But this fool of a creature goes around collecting the most ridiculous things you can imagine and storing them up. He never selects a thing that could ever prove of the slightest help to him; but he goes about gathering iron forks, and spoons, and tin cans, and broken mouse-traps --all sorts of rubbish that is difficult for him to carry and yet be any use when he gets it. Why, that bird will go by a gold watch to bring back one of those patent cake-pans.

Now, my mind is just like that, and my mind isn't very different from yours--and so our minds are just like that bird. We pass by what would be of inestimable value to us, and pack our memories with the most trivial odds and ends that never by any chance; under any circumstances whatsoever, could be of the slightest use to any one.

Now, things that I have remembered are constantly popping into my head. And I am repeatedly startled by the vividness with which they recur to me after the lapse of years and their utter uselessness in being remembered at all.

I was thinking over some on my way up here. They were the illustrations I spoke about to the young lady on the way up. And I've come to the conclusion, curious though it is, that I can use every one of these freaks of memory to teach you all a lesson. I'm convinced that each one has its moral. And I think it's my duty to hand the moral on to you.

Now, I recall that when I was a boy I was a good boy--I was a very good boy. Why, I was the best boy in my school. I was the best boy in that little Mississippi town where I lived. The population was only about twenty million. You may not believe it, but I was the best boy in that State--and in the United States, for that matter.

But I don't know why I never heard any one say that but myself. I always recognized it. But even those nearest and dearest to me couldn't seem to see it. My mother, especially, seemed to think there was something wrong with that estimate. And she never got over that prejudice.

Now, when my mother got to be eighty-five years old her memory failed her. She forgot little threads that hold life's patches of meaning together. She was living out West then, and I went on to visit her.

I hadn't seen my mother in a year or so. And when I got there she knew my face; knew I was married; knew I had a family, and that I was living with them. But she couldn't, for the life of her, tell my name or who I was. So I told her I was her boy.

"But you don't live with me," she said.

"No," said I, "I'm living in Rochester."

"What are you doing there?"

"Going to school."

"Large school?"

"Very large."

"All boys?"

"All boys."

"And how do you stand?" said my mother.

"I'm the best boy in that school," I answered.

"Well," said my mother, with a return of her old fire, "I'd like to know what the other boys are like."

Now, one point in this story is the fact that my mother's mind went back to my school days, and remembered my little youthful self-prejudice when she'd forgotten everything else about me.

The other point is the moral. There's one there that you will find if you search for it.

Now, here's something else I remember. It's about the first time I ever stole a watermelon. "Stole" is a strong word. Stole? Stole? No, I don't mean that. It was the first time I ever withdrew a watermelon. It was the first time I ever extracted a watermelon. That is exactly the word I want--"extracted." It is definite.

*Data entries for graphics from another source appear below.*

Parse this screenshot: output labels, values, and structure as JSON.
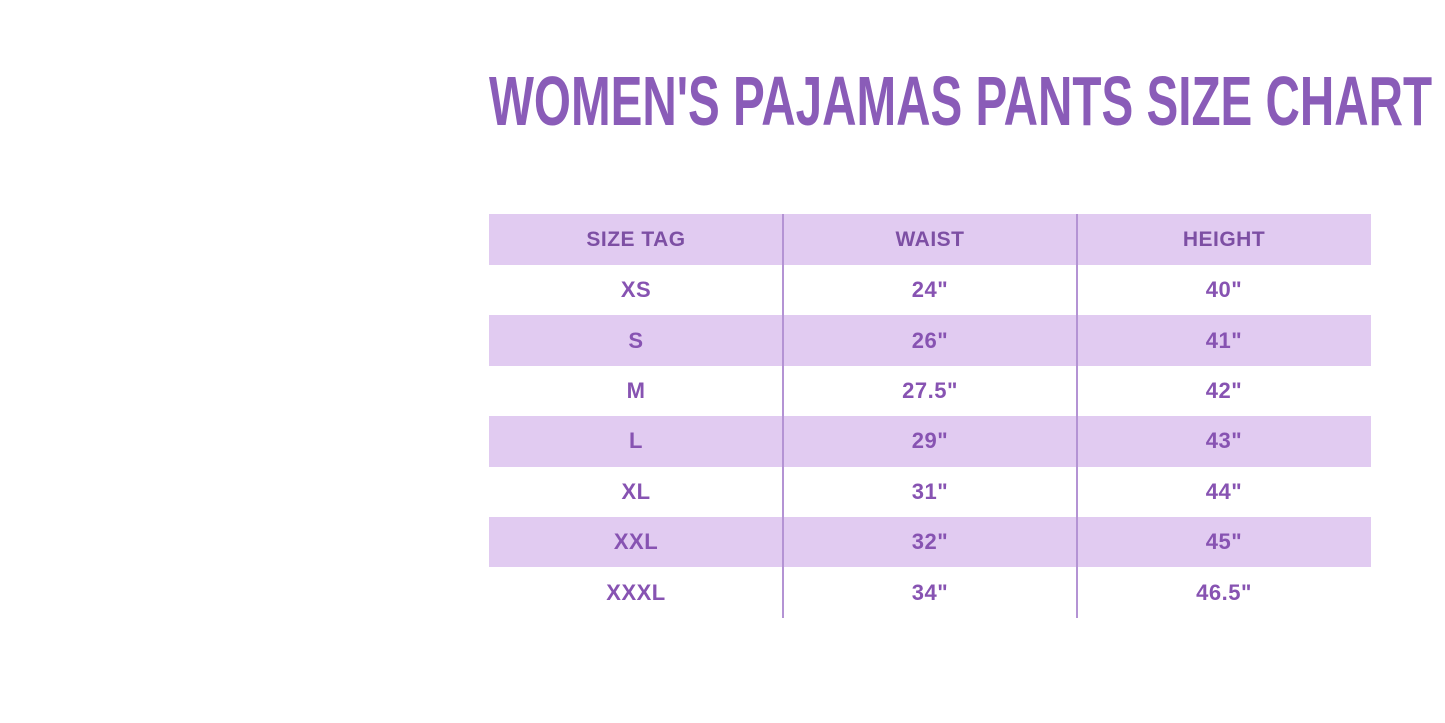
{
  "title": "WOMEN'S PAJAMAS PANTS SIZE CHART",
  "colors": {
    "title_color": "#8a5cb8",
    "header_text": "#7d4fa4",
    "cell_text": "#8753b2",
    "row_lavender": "#e1cbf1",
    "column_divider": "#b493d4",
    "page_background": "#ffffff"
  },
  "chart_data": {
    "type": "table",
    "title": "WOMEN'S PAJAMAS PANTS SIZE CHART",
    "columns": [
      "SIZE TAG",
      "WAIST",
      "HEIGHT"
    ],
    "rows": [
      [
        "XS",
        "24\"",
        "40\""
      ],
      [
        "S",
        "26\"",
        "41\""
      ],
      [
        "M",
        "27.5\"",
        "42\""
      ],
      [
        "L",
        "29\"",
        "43\""
      ],
      [
        "XL",
        "31\"",
        "44\""
      ],
      [
        "XXL",
        "32\"",
        "45\""
      ],
      [
        "XXXL",
        "34\"",
        "46.5\""
      ]
    ],
    "layout": {
      "row_striping": "header lavender, then alternating white/lavender starting with white",
      "grid": "two vertical column dividers only, no horizontal lines, no outer border"
    }
  }
}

It is precise. It perfectly conveys my idea. Its use in dentistry connotes the delicate shade of meaning I am looking for. You know we never extract our own teeth.

And it was not my watermelon that I extracted. I extracted that watermelon from a farmer's wagon while he was inside negotiating with an other customer. I carried that watermelon to one of the secluded recesses of the lumber-yard, and there I broke it open.

It was a green watermelon.

Well, do you know when I saw that I began to feel sorry--sorry--sorry. It seemed to me that I had done wrong.